Vor etwa hundert Jahren, kurz nach dem ersten Weltkrieg, feierte in einem Dorf ein kleiner Junge seinen dritten Geburtstag. Seine Eltern hatten ihre Ersparnisse zusammengekratzt und ihm einen Luftballon geschenkt. Der kleine Junge freute ich sehr und trug den unaufgeblasenen Luftballon fortan immer bei sich, in der linken Brustasche seines Hemdes. Auch als er eingeschult wurde verging kein Tag, an dem er ohne den Luftballon das Haus verließ.
Doch eines Tages, als er wieder in der Schule war, da nahmen ihm ein paar ältere, gemeine Jungs den Luftballon weg. Der kleine Junge fing an zu weinen und die älteren lachten ihn aus. Das kam ein großer Junge und nahm den gemeinen Jungs den Luftballon weg.
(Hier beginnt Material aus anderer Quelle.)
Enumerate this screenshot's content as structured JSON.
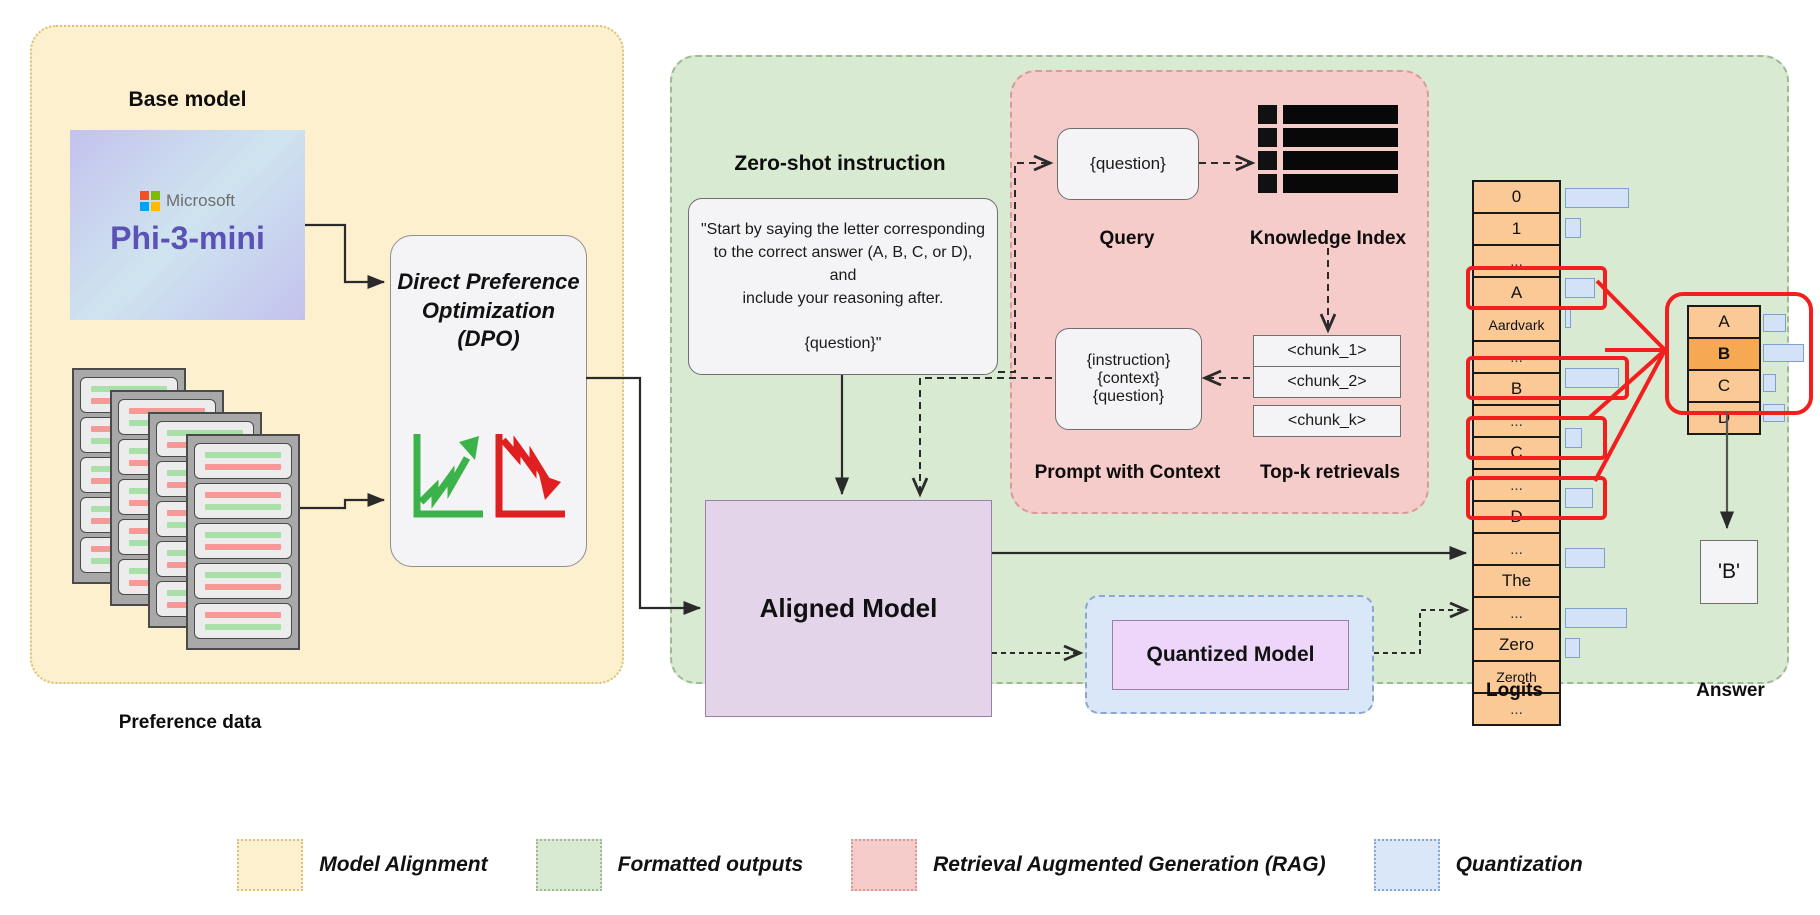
{
  "regions": {
    "model_alignment": "Model Alignment",
    "formatted_outputs": "Formatted outputs",
    "rag": "Retrieval Augmented Generation (RAG)",
    "quantization": "Quantization"
  },
  "left": {
    "base_model_label": "Base model",
    "brand": "Microsoft",
    "model_name": "Phi-3-mini",
    "preference_data_label": "Preference data",
    "dpo_title_lines": [
      "Direct Preference",
      "Optimization",
      "(DPO)"
    ]
  },
  "middle": {
    "zero_shot_heading": "Zero-shot instruction",
    "instruction_lines": [
      "\"Start by saying the letter corresponding",
      "to the correct answer (A, B, C, or D), and",
      "include your reasoning after."
    ],
    "instruction_question": "{question}\"",
    "aligned_model": "Aligned Model",
    "quantized_model": "Quantized Model"
  },
  "rag": {
    "query_text": "{question}",
    "query_label": "Query",
    "knowledge_index_label": "Knowledge Index",
    "prompt_lines": [
      "{instruction}",
      "{context}",
      "{question}"
    ],
    "prompt_label": "Prompt with Context",
    "topk_label": "Top-k retrievals",
    "chunks": [
      "<chunk_1>",
      "<chunk_2>",
      "<chunk_k>"
    ]
  },
  "logits": {
    "label": "Logits",
    "rows": [
      {
        "token": "0",
        "bar": 62,
        "highlight": false
      },
      {
        "token": "1",
        "bar": 14,
        "highlight": false
      },
      {
        "token": "...",
        "bar": 0,
        "highlight": false
      },
      {
        "token": "A",
        "bar": 28,
        "highlight": true
      },
      {
        "token": "Aardvark",
        "bar": 4,
        "highlight": false
      },
      {
        "token": "...",
        "bar": 0,
        "highlight": false
      },
      {
        "token": "B",
        "bar": 52,
        "highlight": true
      },
      {
        "token": "...",
        "bar": 0,
        "highlight": false
      },
      {
        "token": "C",
        "bar": 15,
        "highlight": true
      },
      {
        "token": "...",
        "bar": 0,
        "highlight": false
      },
      {
        "token": "D",
        "bar": 26,
        "highlight": true
      },
      {
        "token": "...",
        "bar": 0,
        "highlight": false
      },
      {
        "token": "The",
        "bar": 38,
        "highlight": false
      },
      {
        "token": "...",
        "bar": 0,
        "highlight": false
      },
      {
        "token": "Zero",
        "bar": 60,
        "highlight": false
      },
      {
        "token": "Zeroth",
        "bar": 13,
        "highlight": false
      },
      {
        "token": "...",
        "bar": 0,
        "highlight": false
      }
    ]
  },
  "answer": {
    "label": "Answer",
    "candidates": [
      {
        "token": "A",
        "bar": 28,
        "selected": false
      },
      {
        "token": "B",
        "bar": 52,
        "selected": true
      },
      {
        "token": "C",
        "bar": 15,
        "selected": false
      },
      {
        "token": "D",
        "bar": 26,
        "selected": false
      }
    ],
    "final": "'B'"
  },
  "colors": {
    "alignment_fill": "#fdf0cf",
    "formatted_fill": "#d8ead1",
    "rag_fill": "#f6ccca",
    "quantization_fill": "#dae7f8",
    "highlight_red": "#f31e1e",
    "selected_orange": "#f7a852",
    "token_orange": "#fbc995",
    "bar_blue": "#d3e2f7",
    "model_purple": "#e4d4ea",
    "quant_purple": "#edd6fa",
    "up_trend_green": "#3bb34a",
    "down_trend_red": "#e02020"
  }
}
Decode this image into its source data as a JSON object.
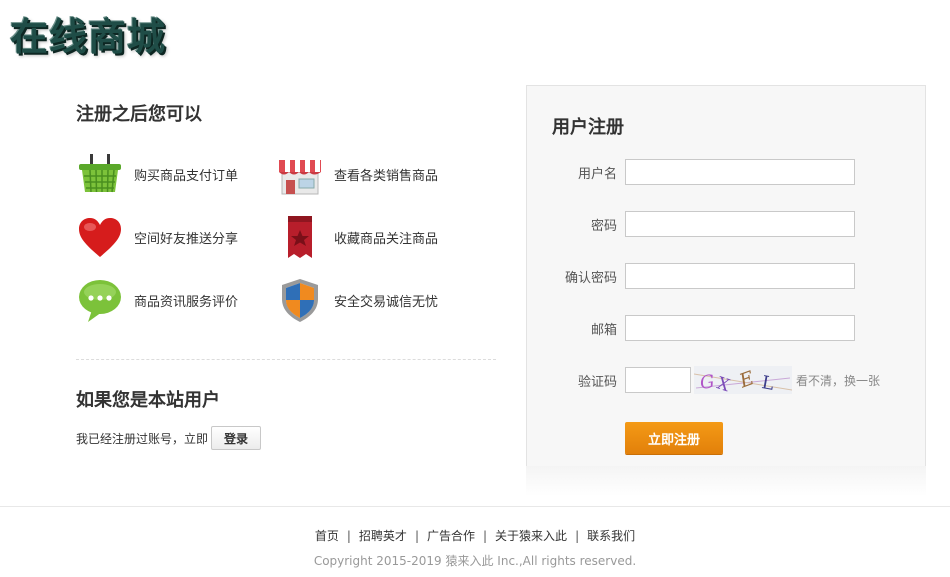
{
  "brand": {
    "logo_text": "在线商城"
  },
  "benefits": {
    "title": "注册之后您可以",
    "items": [
      {
        "label": "购买商品支付订单",
        "icon": "basket-icon"
      },
      {
        "label": "查看各类销售商品",
        "icon": "store-icon"
      },
      {
        "label": "空间好友推送分享",
        "icon": "heart-icon"
      },
      {
        "label": "收藏商品关注商品",
        "icon": "bookmark-icon"
      },
      {
        "label": "商品资讯服务评价",
        "icon": "chat-bubble-icon"
      },
      {
        "label": "安全交易诚信无忧",
        "icon": "shield-icon"
      }
    ]
  },
  "existing_user": {
    "title": "如果您是本站用户",
    "prompt": "我已经注册过账号，立即",
    "login_label": "登录"
  },
  "register": {
    "title": "用户注册",
    "fields": {
      "username": {
        "label": "用户名",
        "value": ""
      },
      "password": {
        "label": "密码",
        "value": ""
      },
      "confirm": {
        "label": "确认密码",
        "value": ""
      },
      "email": {
        "label": "邮箱",
        "value": ""
      },
      "captcha": {
        "label": "验证码",
        "value": ""
      }
    },
    "captcha_image_text": "GXEL",
    "captcha_refresh": "看不清，换一张",
    "submit_label": "立即注册",
    "accent_color": "#f08c0e"
  },
  "footer": {
    "links": [
      "首页",
      "招聘英才",
      "广告合作",
      "关于猿来入此",
      "联系我们"
    ],
    "separator": "|",
    "copyright": "Copyright 2015-2019 猿来入此 Inc.,All rights reserved."
  }
}
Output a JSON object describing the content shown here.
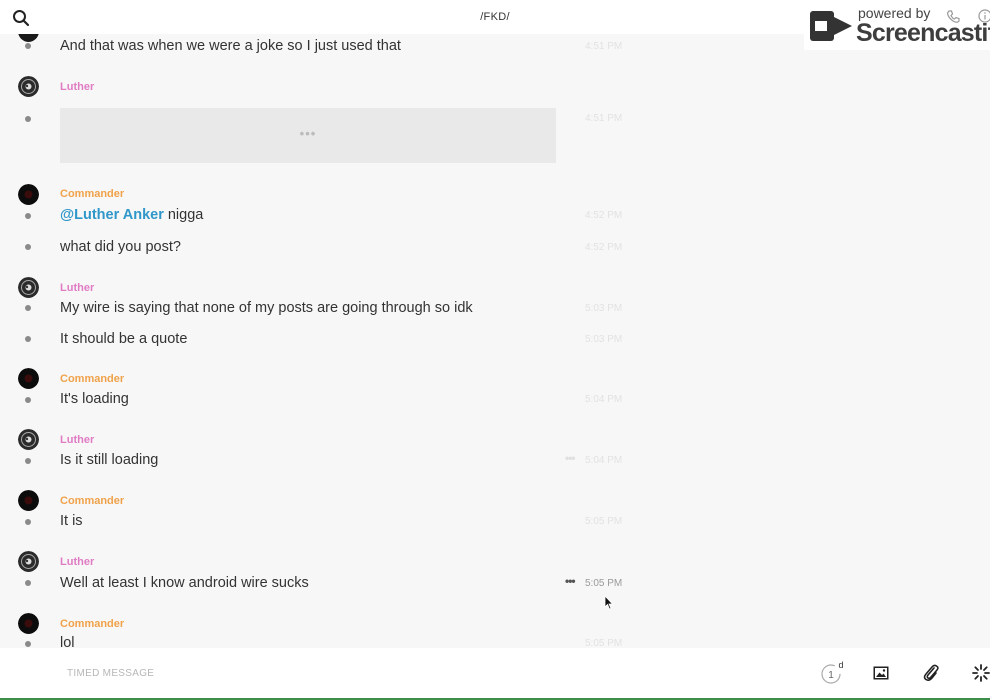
{
  "header": {
    "title": "/FKD/"
  },
  "watermark": {
    "top": "powered by",
    "brand": "Screencastify"
  },
  "messages": [
    {
      "type": "text",
      "text": "And that was when we were a joke so I just used that",
      "time": "4:51 PM"
    },
    {
      "type": "sender",
      "name": "Luther"
    },
    {
      "type": "quote",
      "time": "4:51 PM"
    },
    {
      "type": "sender",
      "name": "Commander"
    },
    {
      "type": "text",
      "mention": "@Luther Anker",
      "text": " nigga",
      "time": "4:52 PM"
    },
    {
      "type": "text",
      "text": "what did you post?",
      "time": "4:52 PM"
    },
    {
      "type": "sender",
      "name": "Luther"
    },
    {
      "type": "text",
      "text": "My wire is saying that none of my posts are going through so idk",
      "time": "5:03 PM"
    },
    {
      "type": "text",
      "text": "It should be a quote",
      "time": "5:03 PM"
    },
    {
      "type": "sender",
      "name": "Commander"
    },
    {
      "type": "text",
      "text": "It's loading",
      "time": "5:04 PM"
    },
    {
      "type": "sender",
      "name": "Luther"
    },
    {
      "type": "text",
      "text": "Is it still loading",
      "time": "5:04 PM"
    },
    {
      "type": "sender",
      "name": "Commander"
    },
    {
      "type": "text",
      "text": "It is",
      "time": "5:05 PM"
    },
    {
      "type": "sender",
      "name": "Luther"
    },
    {
      "type": "text",
      "text": "Well at least I know android wire sucks",
      "time": "5:05 PM"
    },
    {
      "type": "sender",
      "name": "Commander"
    },
    {
      "type": "text",
      "text": "lol",
      "time": "5:05 PM"
    }
  ],
  "footer": {
    "placeholder": "TIMED MESSAGE",
    "timer_value": "1",
    "timer_unit": "d"
  }
}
Er gab ihn dem kleinen Jungen wieder und dieser war so überglücklich, dass er ihn umarmte. Der große Junge legte seine Arme um ihn und strich ihm über den Kopf. Dann sagte er: „Du musst aufpassen und das beschützen, was dir wichtig ist. Diese Welt ist sehr gefährlich und es wird nicht immer jemanden wie mich geben, der im richtigen Moment eingreift und dich beschützt." Der kleine Junge nickte und löste sich langsam aus der Umarmung. Dann schenkte er dem großen Jungen zum Dank seinen wertvollen Luftballon.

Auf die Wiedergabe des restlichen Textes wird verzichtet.